Mortgage deals are hastily being removed from the market, with a typical duration of only 15 days, according to recent findings by Moneyfacts, a financial data provider. This rapid removal of mortgage offers, as compared to the initial 28 days in February 2024, has been reported by Moneyfacts...

Shortened mortgage term agreements currently exhibit record-breaking swift expiration periods,...
Shortened mortgage term agreements currently exhibit record-breaking swift expiration periods, according to recent studies.

Shortened mortgage agreements are on the rise, according to recent findings

Mortgage rates have been on a rollercoaster ride this year, with average rates for two-year fixed deals increasing to 5.76% between February and March, and five-year fixed deals rising to 5.34% during the same period, according to research by Moneyfacts.

This volatility has caused lenders to react swiftly, repricing numerous fixed rate deals and withdrawing offers more quickly to manage risk. In typical practice, mortgage deals have rate lock periods of 15 to 30 days, but in 2024, deals are being withdrawn faster due to increased rate volatility and uncertainty in the mortgage market.

Jo Jingree, a financial advisor at Mortgage Confidence, warns that taking out a mortgage can be a huge financial commitment, and some lenders only give a few hours' notice of a rate change. Borrowers may wish to wait and see whether these rates come back down in the weeks to come, but they must keep in mind that there is still an incentive to switch away from a Standard Variable Rate (SVR).

The research from Moneyfacts has come as a shock, as homeowners and buyers are currently enjoying the widest range of mortgage options in 16 years. The count of mortgage options for borrowers overall has breached 6,000, which is the largest count in 16 years. However, the average shelf life of a mortgage deal has decreased from 28 days in early February 2024 to 15 days.

Rachel Springall, a finance expert at Moneyfacts, commented that the rate volatility led to a rise in both the overall average two- and five-year fixed rates. Fixed mortgage rates are rising, according to Ms. Springall, but she added that they remain lower than at the start of 2024, and there are still some decent options available for borrowers to compare.
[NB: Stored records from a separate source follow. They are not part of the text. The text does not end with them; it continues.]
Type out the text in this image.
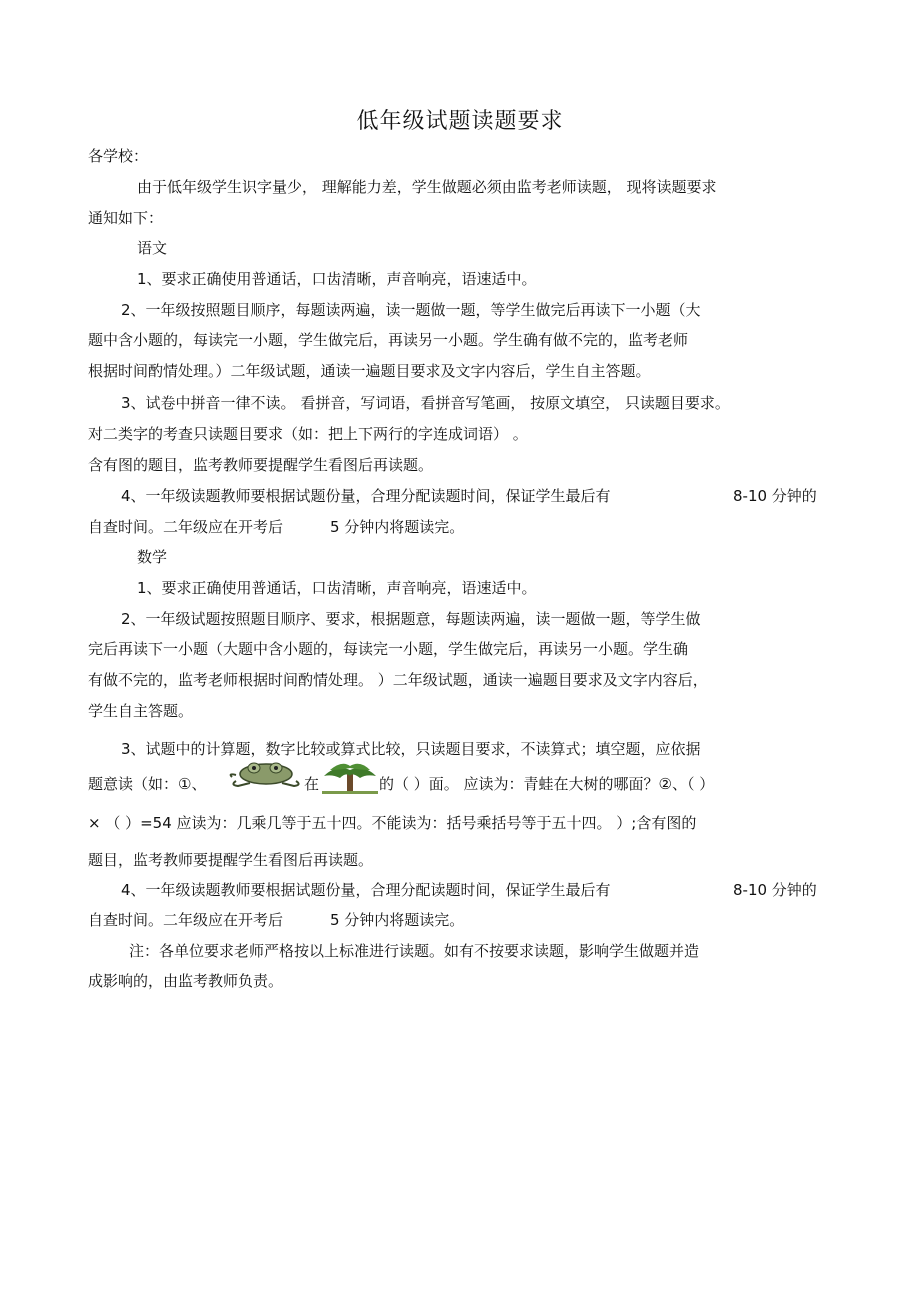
低年级试题读题要求
各学校：
由于低年级学生识字量少， 理解能力差，学生做题必须由监考老师读题， 现将读题要求
通知如下：
语文
1、要求正确使用普通话，口齿清晰，声音响亮，语速适中。
2、一年级按照题目顺序，每题读两遍，读一题做一题，等学生做完后再读下一小题（大
题中含小题的，每读完一小题，学生做完后，再读另一小题。学生确有做不完的，监考老师
根据时间酌情处理。）二年级试题，通读一遍题目要求及文字内容后，学生自主答题。
3、试卷中拼音一律不读。 看拼音，写词语，看拼音写笔画， 按原文填空， 只读题目要求。
对二类字的考查只读题目要求（如：把上下两行的字连成词语） 。
含有图的题目，监考教师要提醒学生看图后再读题。
4、一年级读题教师要根据试题份量，合理分配读题时间，保证学生最后有	8-10 分钟的
自查时间。二年级应在开考后	5 分钟内将题读完。
数学
1、要求正确使用普通话，口齿清晰，声音响亮，语速适中。
2、一年级试题按照题目顺序、要求，根据题意，每题读两遍，读一题做一题，等学生做
完后再读下一小题（大题中含小题的，每读完一小题，学生做完后，再读另一小题。学生确
有做不完的，监考老师根据时间酌情处理。 ）二年级试题，通读一遍题目要求及文字内容后，
学生自主答题。
3、试题中的计算题，数字比较或算式比较，只读题目要求，不读算式；填空题，应依据
题意读（如：①、	在	的（ ）面。 应读为：青蛙在大树的哪面？②、（ ）
× （ ）=54 应读为：几乘几等于五十四。不能读为：括号乘括号等于五十四。 ）;含有图的
题目，监考教师要提醒学生看图后再读题。
4、一年级读题教师要根据试题份量，合理分配读题时间，保证学生最后有	8-10 分钟的
自查时间。二年级应在开考后	5 分钟内将题读完。
注：各单位要求老师严格按以上标准进行读题。如有不按要求读题，影响学生做题并造
成影响的，由监考教师负责。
All eyes are on the Monetary Policy Committee and their future rate setting, in conjunction with the swap rate market, as to whether mortgage rates will come down this year. With mortgage deals being withdrawn more quickly, it's crucial for borrowers to keep up with the changes and act promptly when they find a suitable deal.

The image associated with this article is titled "t0nia-b".
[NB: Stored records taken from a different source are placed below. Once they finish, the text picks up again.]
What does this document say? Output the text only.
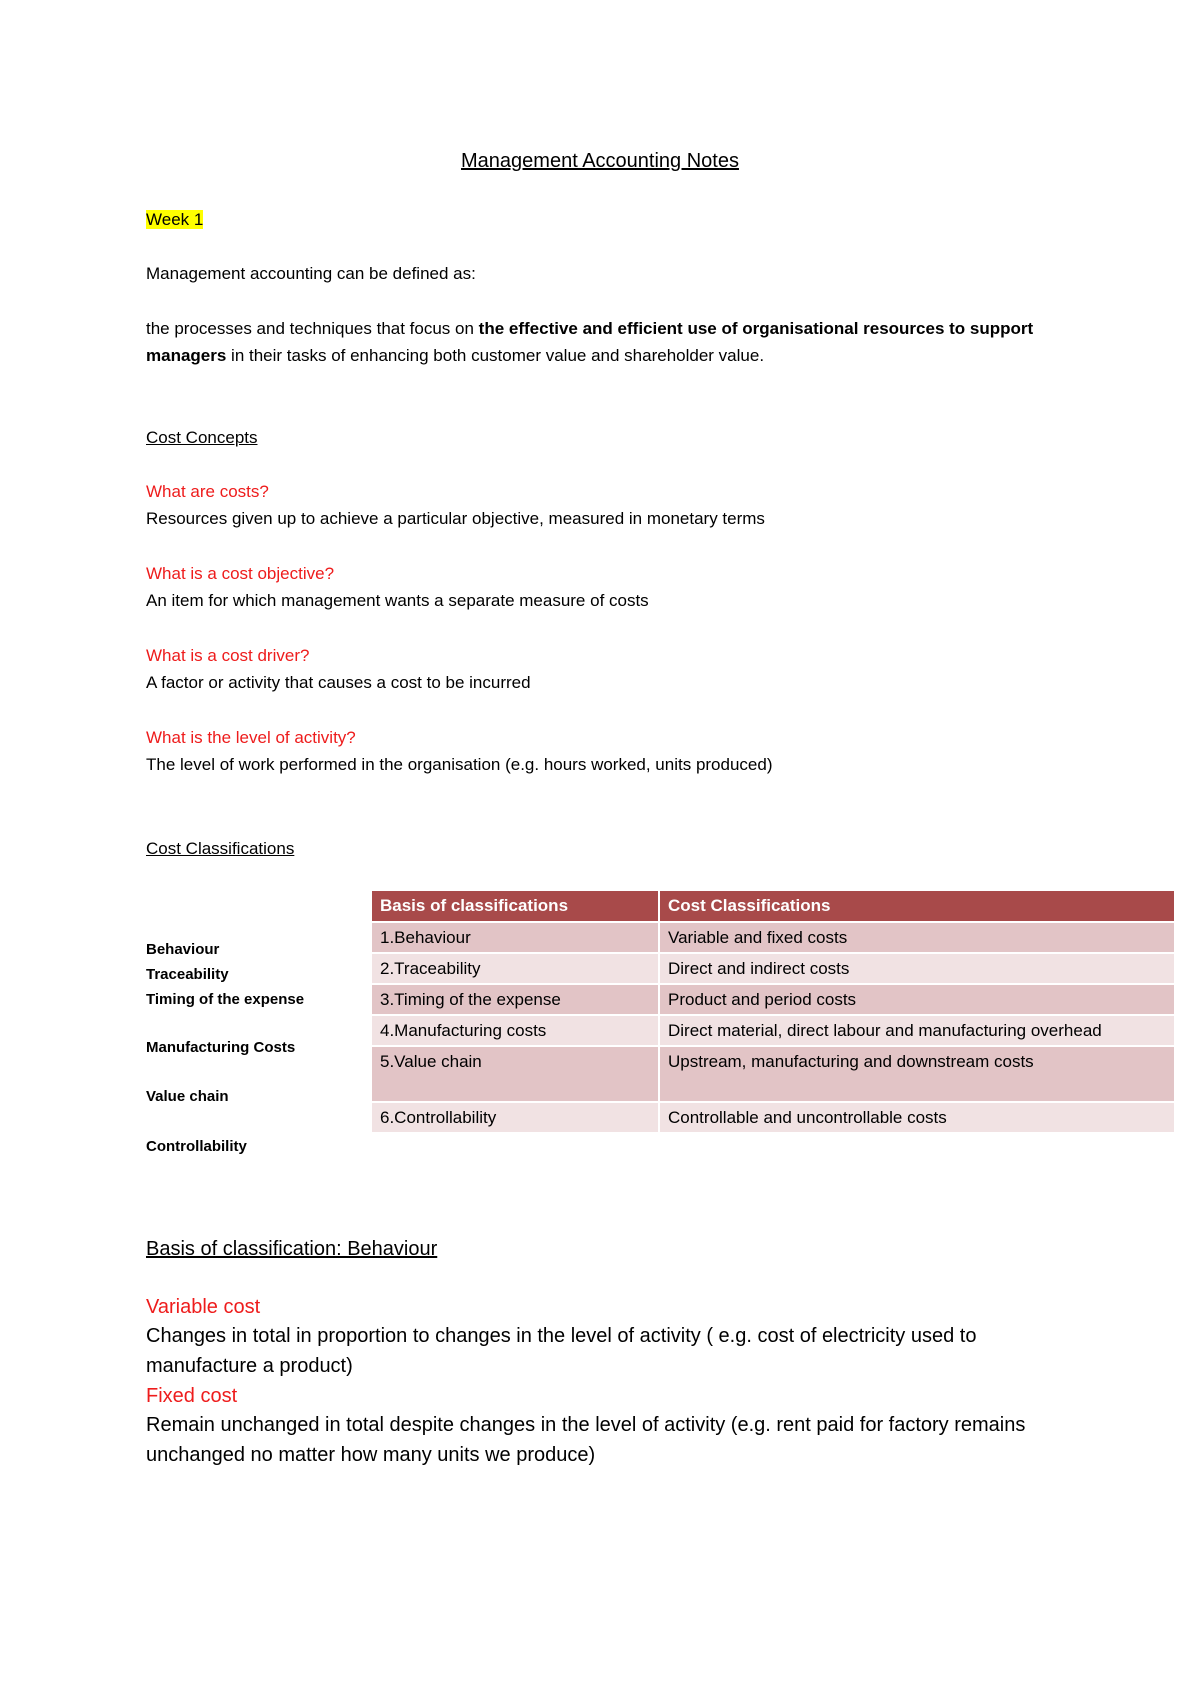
Management Accounting Notes

Week 1

Management accounting can be defined as:

the processes and techniques that focus on the effective and efficient use of organisational resources to support managers in their tasks of enhancing both customer value and shareholder value.

Cost Concepts

What are costs?

Resources given up to achieve a particular objective, measured in monetary terms

What is a cost objective?

An item for which management wants a separate measure of costs

What is a cost driver?

A factor or activity that causes a cost to be incurred

What is the level of activity?

The level of work performed in the organisation (e.g. hours worked, units produced)

Cost Classifications

Behaviour
Traceability
Timing of the expense
Manufacturing Costs
Value chain
Controllability
Basis of classifications	Cost Classifications
1.Behaviour	Variable and fixed costs
2.Traceability	Direct and indirect costs
3.Timing of the expense	Product and period costs
4.Manufacturing costs	Direct material, direct labour and manufacturing overhead
5.Value chain	Upstream, manufacturing and downstream costs
6.Controllability	Controllable and uncontrollable costs

Basis of classification: Behaviour

Variable cost

Changes in total in proportion to changes in the level of activity ( e.g. cost of electricity used to manufacture a product)

Fixed cost

Remain unchanged in total despite changes in the level of activity (e.g. rent paid for factory remains unchanged no matter how many units we produce)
[1] Moneyfacts, "UK mortgage deals are being withdrawn faster due to increased rate volatility and uncertainty in the mortgage market." [Link] [2] Mortgage Confidence, "Taking out a mortgage can be a huge financial commitment." [Link] [3] Moneyfacts, "The average shelf life of a mortgage deal reached a six-month low in February." [Link] [4] Moneyfacts, "Borrowers with a 5% deposit will find a rise in choices." [Link]
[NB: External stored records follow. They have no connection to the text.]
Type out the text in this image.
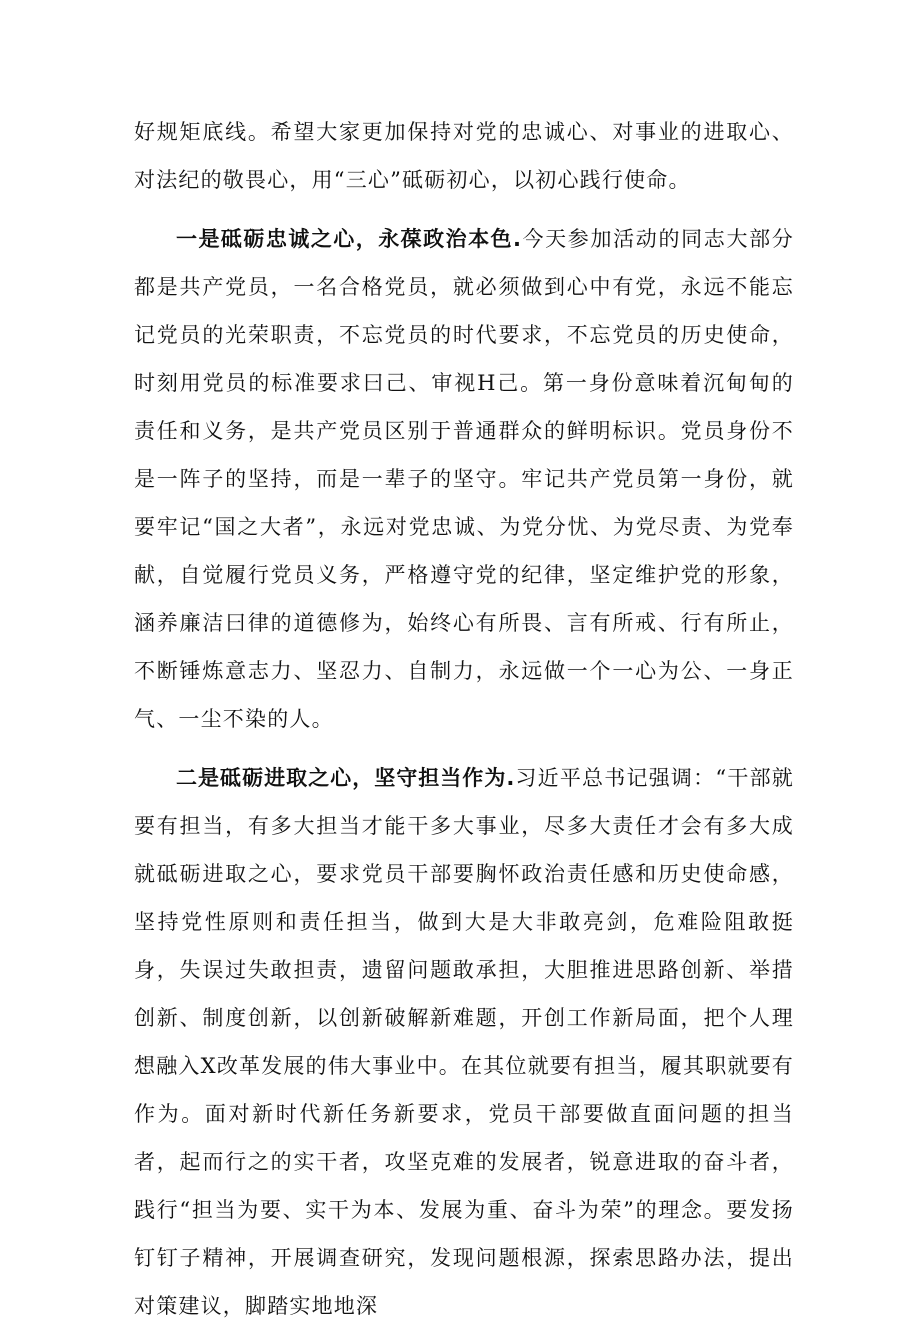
好规矩底线。希望大家更加保持对党的忠诚心、对事业的进取心、对法纪的敬畏心，用“三心”砥砺初心，以初心践行使命。

一是砥砺忠诚之心，永葆政治本色.今天参加活动的同志大部分都是共产党员，一名合格党员，就必须做到心中有党，永远不能忘记党员的光荣职责，不忘党员的时代要求，不忘党员的历史使命，时刻用党员的标准要求曰己、审视H己。第一身份意味着沉甸甸的责任和义务，是共产党员区别于普通群众的鲜明标识。党员身份不是一阵子的坚持，而是一辈子的坚守。牢记共产党员第一身份，就要牢记“国之大者”，永远对党忠诚、为党分忧、为党尽责、为党奉献，自觉履行党员义务，严格遵守党的纪律，坚定维护党的形象，涵养廉洁曰律的道德修为，始终心有所畏、言有所戒、行有所止，不断锤炼意志力、坚忍力、自制力，永远做一个一心为公、一身正气、一尘不染的人。

二是砥砺进取之心，坚守担当作为.习近平总书记强调：“干部就要有担当，有多大担当才能干多大事业，尽多大责任才会有多大成就砥砺进取之心，要求党员干部要胸怀政治责任感和历史使命感，坚持党性原则和责任担当，做到大是大非敢亮剑，危难险阻敢挺身，失误过失敢担责，遗留问题敢承担，大胆推进思路创新、举措创新、制度创新，以创新破解新难题，开创工作新局面，把个人理想融入X改革发展的伟大事业中。在其位就要有担当，履其职就要有作为。面对新时代新任务新要求，党员干部要做直面问题的担当者，起而行之的实干者，攻坚克难的发展者，锐意进取的奋斗者，践行“担当为要、实干为本、发展为重、奋斗为荣”的理念。要发扬钉钉子精神，开展调查研究，发现问题根源，探索思路办法，提出对策建议，脚踏实地地深
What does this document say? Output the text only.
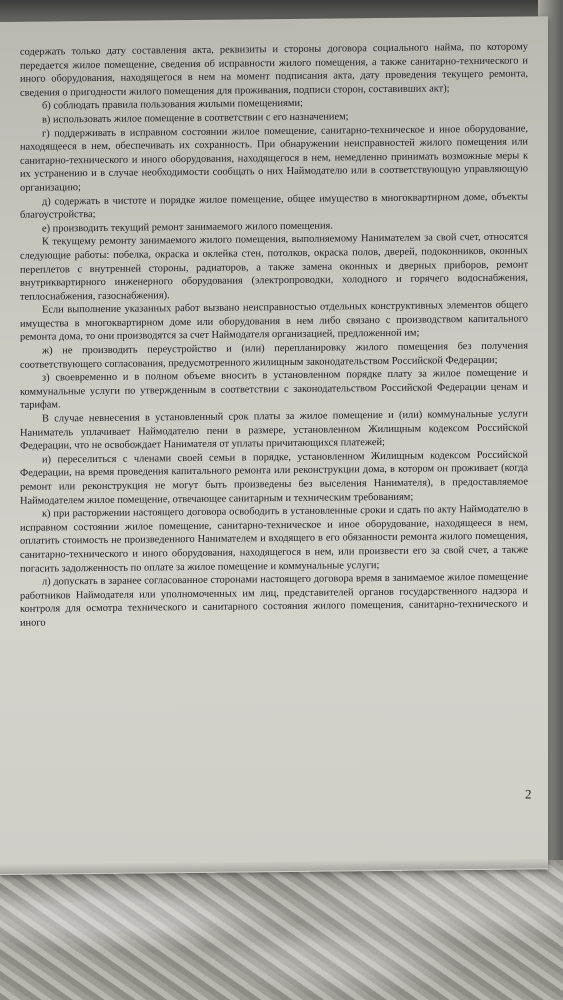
содержать только дату составления акта, реквизиты и стороны договора социального найма, по которому передается жилое помещение, сведения об исправности жилого помещения, а также санитарно-технического и иного оборудования, находящегося в нем на момент подписания акта, дату проведения текущего ремонта, сведения о пригодности жилого помещения для проживания, подписи сторон, составивших акт);

б) соблюдать правила пользования жилыми помещениями;

в) использовать жилое помещение в соответствии с его назначением;

г) поддерживать в исправном состоянии жилое помещение, санитарно-техническое и иное оборудование, находящееся в нем, обеспечивать их сохранность. При обнаружении неисправностей жилого помещения или санитарно-технического и иного оборудования, находящегося в нем, немедленно принимать возможные меры к их устранению и в случае необходимости сообщать о них Наймодателю или в соответствующую управляющую организацию;

д) содержать в чистоте и порядке жилое помещение, общее имущество в многоквартирном доме, объекты благоустройства;

е) производить текущий ремонт занимаемого жилого помещения.

К текущему ремонту занимаемого жилого помещения, выполняемому Нанимателем за свой счет, относятся следующие работы: побелка, окраска и оклейка стен, потолков, окраска полов, дверей, подоконников, оконных переплетов с внутренней стороны, радиаторов, а также замена оконных и дверных приборов, ремонт внутриквартирного инженерного оборудования (электропроводки, холодного и горячего водоснабжения, теплоснабжения, газоснабжения).

Если выполнение указанных работ вызвано неисправностью отдельных конструктивных элементов общего имущества в многоквартирном доме или оборудования в нем либо связано с производством капитального ремонта дома, то они производятся за счет Наймодателя организацией, предложенной им;

ж) не производить переустройство и (или) перепланировку жилого помещения без получения соответствующего согласования, предусмотренного жилищным законодательством Российской Федерации;

з) своевременно и в полном объеме вносить в установленном порядке плату за жилое помещение и коммунальные услуги по утвержденным в соответствии с законодательством Российской Федерации ценам и тарифам.

В случае невнесения в установленный срок платы за жилое помещение и (или) коммунальные услуги Наниматель уплачивает Наймодателю пени в размере, установленном Жилищным кодексом Российской Федерации, что не освобождает Нанимателя от уплаты причитающихся платежей;

и) переселиться с членами своей семьи в порядке, установленном Жилищным кодексом Российской Федерации, на время проведения капитального ремонта или реконструкции дома, в котором он проживает (когда ремонт или реконструкция не могут быть произведены без выселения Нанимателя), в предоставляемое Наймодателем жилое помещение, отвечающее санитарным и техническим требованиям;

к) при расторжении настоящего договора освободить в установленные сроки и сдать по акту Наймодателю в исправном состоянии жилое помещение, санитарно-техническое и иное оборудование, находящееся в нем, оплатить стоимость не произведенного Нанимателем и входящего в его обязанности ремонта жилого помещения, санитарно-технического и иного оборудования, находящегося в нем, или произвести его за свой счет, а также погасить задолженность по оплате за жилое помещение и коммунальные услуги;

л) допускать в заранее согласованное сторонами настоящего договора время в занимаемое жилое помещение работников Наймодателя или уполномоченных им лиц, представителей органов государственного надзора и контроля для осмотра технического и санитарного состояния жилого помещения, санитарно-технического и иного

2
  1. Amidst the increased rate volatility and uncertainty in the mortgage market, lenders are rapidly repricing fixed rate deals and withdrawing them more swiftly, shortening the average shelf life of a mortgage deal from 28 days to just 15 days.
  2. In this era of personal-finance management, it's essential for borrowers to stay vigilant, keep up with the changes in mortgage deals, and act promptly when they find a suitable offer. This is particularly crucial given the decreased average shelf life of mortgage deals, influenced by factors like technology and the ever-changing mortgage market.